"Plan, Yara Sarma Değil Risk Azaltma Olmalı"

İnşaat Mühendisleri Odası (İMO) İstanbul Şubesi Başkanı Cemal Gökçe, "17 Ağustos Marmara Depremi"nin yedinci yılında deprem kuşağında olan Türkiye'de ileriye dönük deprem politikası oluştururken 'yara sarma'ya değil 'risk azaltma'ya odaklanılmalı" diyor.

Piyasacı anlayış terk edilmeli
Depremden önce alınacak önlemlerin, deprem anı ve deprem sonrasının işini de büyük ölçüde kolaylaştıracağı söyleyen İMO İstanbul Şube Başkanı Gökçe iktidarın ve yerel yönetimlerin kısa vadeli piyasacı bir anlayışa hakim olduklarını ifade ediyor. Gökçe "Yapılan çalışmalar, tesadüflere, fırsat ve parasal olanaklara bağlı olarak 'iş yapıyor gibi görünmenin' bir yolu olarak gündeme geliyor" diyor.

Geleceğe dönük olarak Gökçe kentsel yenileme ve kentsel dönüşüm kapsamında yürütülen çalışmaları da "daha çok bir rant projesi kapsamında oldukları, deprem tehlikelerine yönelik bir çalışma olmadıkları" nedeniyle eleştiriyor.

İstanbul'da ufak tefek kamu yapılarının güçlendirilmesinin dışında; mevcut yapı stokuna yönelik kapsamlı bir çalışmadan söz edilemeyeceğini söyleyen Gökçe "Olsa olsa; deprem sonrası, evlerinden dışarıya çıkabilecek durumda olan insanların, toplanabilecekleri yeşil alan, park, bahçe ve kamu arazilerinin çok katlı yapılar olarak yapılaşmaya açılmasından ve yapı yoğunluğunun artırılmış olmasından söz edilebilir" diyor.
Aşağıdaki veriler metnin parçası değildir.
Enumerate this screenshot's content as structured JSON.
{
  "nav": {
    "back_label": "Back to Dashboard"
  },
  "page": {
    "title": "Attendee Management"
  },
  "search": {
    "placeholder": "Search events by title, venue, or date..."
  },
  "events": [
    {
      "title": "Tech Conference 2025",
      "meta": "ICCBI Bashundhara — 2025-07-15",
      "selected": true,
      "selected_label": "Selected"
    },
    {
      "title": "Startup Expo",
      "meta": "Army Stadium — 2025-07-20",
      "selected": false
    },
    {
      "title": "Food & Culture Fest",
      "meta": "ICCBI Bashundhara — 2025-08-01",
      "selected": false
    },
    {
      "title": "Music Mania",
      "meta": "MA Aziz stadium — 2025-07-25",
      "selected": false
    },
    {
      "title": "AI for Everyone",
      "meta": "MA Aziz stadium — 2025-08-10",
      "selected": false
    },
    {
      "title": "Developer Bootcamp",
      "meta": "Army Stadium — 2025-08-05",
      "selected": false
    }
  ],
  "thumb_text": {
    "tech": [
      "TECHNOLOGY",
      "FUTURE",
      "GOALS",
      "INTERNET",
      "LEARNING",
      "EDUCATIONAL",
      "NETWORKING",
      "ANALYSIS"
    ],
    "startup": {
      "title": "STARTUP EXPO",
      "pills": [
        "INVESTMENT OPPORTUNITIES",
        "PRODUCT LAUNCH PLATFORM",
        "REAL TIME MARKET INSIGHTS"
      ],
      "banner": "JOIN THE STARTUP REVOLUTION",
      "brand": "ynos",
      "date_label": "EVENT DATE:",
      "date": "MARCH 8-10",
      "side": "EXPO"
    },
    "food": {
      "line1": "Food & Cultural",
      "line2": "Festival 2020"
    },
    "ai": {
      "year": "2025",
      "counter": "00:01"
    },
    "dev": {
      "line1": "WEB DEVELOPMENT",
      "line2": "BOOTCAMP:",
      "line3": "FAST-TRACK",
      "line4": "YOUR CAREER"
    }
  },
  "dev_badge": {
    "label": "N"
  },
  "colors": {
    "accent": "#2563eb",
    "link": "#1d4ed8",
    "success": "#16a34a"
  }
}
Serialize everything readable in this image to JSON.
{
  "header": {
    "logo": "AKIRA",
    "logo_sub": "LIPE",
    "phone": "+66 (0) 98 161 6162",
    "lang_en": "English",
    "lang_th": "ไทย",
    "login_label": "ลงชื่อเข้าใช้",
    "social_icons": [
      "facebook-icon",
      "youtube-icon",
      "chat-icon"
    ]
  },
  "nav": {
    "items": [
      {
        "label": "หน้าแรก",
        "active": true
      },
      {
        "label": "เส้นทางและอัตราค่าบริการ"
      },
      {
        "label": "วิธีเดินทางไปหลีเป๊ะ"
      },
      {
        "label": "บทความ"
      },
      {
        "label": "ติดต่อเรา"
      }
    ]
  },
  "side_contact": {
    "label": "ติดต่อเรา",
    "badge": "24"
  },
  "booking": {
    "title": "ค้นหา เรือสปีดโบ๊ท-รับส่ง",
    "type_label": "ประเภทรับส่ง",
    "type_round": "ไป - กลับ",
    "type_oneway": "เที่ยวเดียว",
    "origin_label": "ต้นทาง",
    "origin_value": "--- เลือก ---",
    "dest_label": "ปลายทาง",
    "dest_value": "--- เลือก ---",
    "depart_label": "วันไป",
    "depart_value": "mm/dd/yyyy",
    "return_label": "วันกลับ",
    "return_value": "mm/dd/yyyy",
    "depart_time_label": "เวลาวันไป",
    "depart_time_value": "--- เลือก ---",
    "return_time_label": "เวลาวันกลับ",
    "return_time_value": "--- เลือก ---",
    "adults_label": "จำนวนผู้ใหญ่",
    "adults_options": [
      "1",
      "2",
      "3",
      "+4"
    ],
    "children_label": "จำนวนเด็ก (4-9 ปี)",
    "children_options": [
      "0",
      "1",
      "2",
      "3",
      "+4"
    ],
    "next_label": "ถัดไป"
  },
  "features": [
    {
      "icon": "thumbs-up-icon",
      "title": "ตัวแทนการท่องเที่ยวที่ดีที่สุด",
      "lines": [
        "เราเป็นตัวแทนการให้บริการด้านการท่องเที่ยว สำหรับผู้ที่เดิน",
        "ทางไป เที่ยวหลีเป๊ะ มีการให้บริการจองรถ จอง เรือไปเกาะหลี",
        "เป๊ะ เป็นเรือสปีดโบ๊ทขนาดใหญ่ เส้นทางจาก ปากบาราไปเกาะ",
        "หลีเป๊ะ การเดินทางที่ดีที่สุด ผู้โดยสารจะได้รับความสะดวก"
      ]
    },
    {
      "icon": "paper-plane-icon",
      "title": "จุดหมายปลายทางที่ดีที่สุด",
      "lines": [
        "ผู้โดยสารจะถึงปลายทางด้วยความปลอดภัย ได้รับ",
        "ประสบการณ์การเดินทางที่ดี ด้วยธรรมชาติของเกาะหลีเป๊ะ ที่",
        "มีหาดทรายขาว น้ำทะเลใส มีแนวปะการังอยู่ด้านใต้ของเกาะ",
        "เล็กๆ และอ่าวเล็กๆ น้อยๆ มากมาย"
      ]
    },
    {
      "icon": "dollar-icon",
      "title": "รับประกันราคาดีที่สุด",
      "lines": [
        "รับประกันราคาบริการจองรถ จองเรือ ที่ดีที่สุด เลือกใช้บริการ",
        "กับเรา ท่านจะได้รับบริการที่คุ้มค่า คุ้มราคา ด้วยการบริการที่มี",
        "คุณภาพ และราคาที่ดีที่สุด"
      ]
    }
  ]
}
"Kentsel dönüşüm'de deprem önceliği yok"
Gökçeye göre, riskleri artırmayan, toplumu örgütleyen, sürekliliği olan ve daha büyük kaynakları harekete geçiren çalışmalara gereksinim var. Gökçe, 5772 sayılı yeni belediyeler yasasına ilave edilen "Büyükşehir Belediyesi sınırları içinde nüfusu 50 binin üzerindeki ilçe belediyelerinin, kentin gelişimine uygun olarak eskiyen kent kısımlarını yeniden inşa ve restore etmek; konut alanları, ticaret alanları oluşturmak amacıyla kentsel dönüşüm gelişim projeleri uygulayabilir" şeklindeki maddenin, İstanbul'da yapılan çalışmaların, kentsel dönüşüm ve kentsel yenilenmeyle uzaktan yakından bir ilintisi olmadığını ifade ediyor.

"İstanbul'da hiçbir deprem tehlikesi yokmuş gibi; dünyanın ünlü mimarlarını davet ederek projeler yaptırılması, deprem tehlikesinden korunmak yerine riskleri artıran büyük altyapı ve üst yapı projelerine girişilmesi, 'döner kuleler' yeni 'limanlar', 'boğaz geçişleri' gibi yatırımları önermek, toplumu afet ve deprem olasılığı tehlikesinden uzaklaştırmaya yol açar."

Yedi yıl aradan sonra hala konut sorunu var
Kocaeli Depremzedeler Derneği Başkanı Nurcan Taşpınar, Kocaeli, Gölcük'te konutların hala güvenli olmadığını söylüyor. Depremden önce 10 katlı binaların yapıldığı Gölcük'te artık binalarda 3 katın üzerine çıkılamıyor. Yıkılan 9-10 katlı binaların arsaları da hisse sahiplerinin anlaşamaması yüzünden boş duruyor. Depremde hasar gören ancak güçlendirme çalışmalarıyla ayakta kalan binaların yanına inşa edilen üç katlı binalarda oturanlar da tedirgin.

Gölcük Belediye Başkanı Mehmet Elibeş, "Bu sorun zamanında kat indirme projesiyle çözülebilirdi" diyor. Gölcük'te yıkılan 12 bin 500 konutun yerine, sadece 4 bin 500 kalıcı konut yapılabildi. Kalıcı konutlara yerleşenler de hızlı inşaat hatalarından kaynaklanan eksiklikler yüzünden rahat edemedi.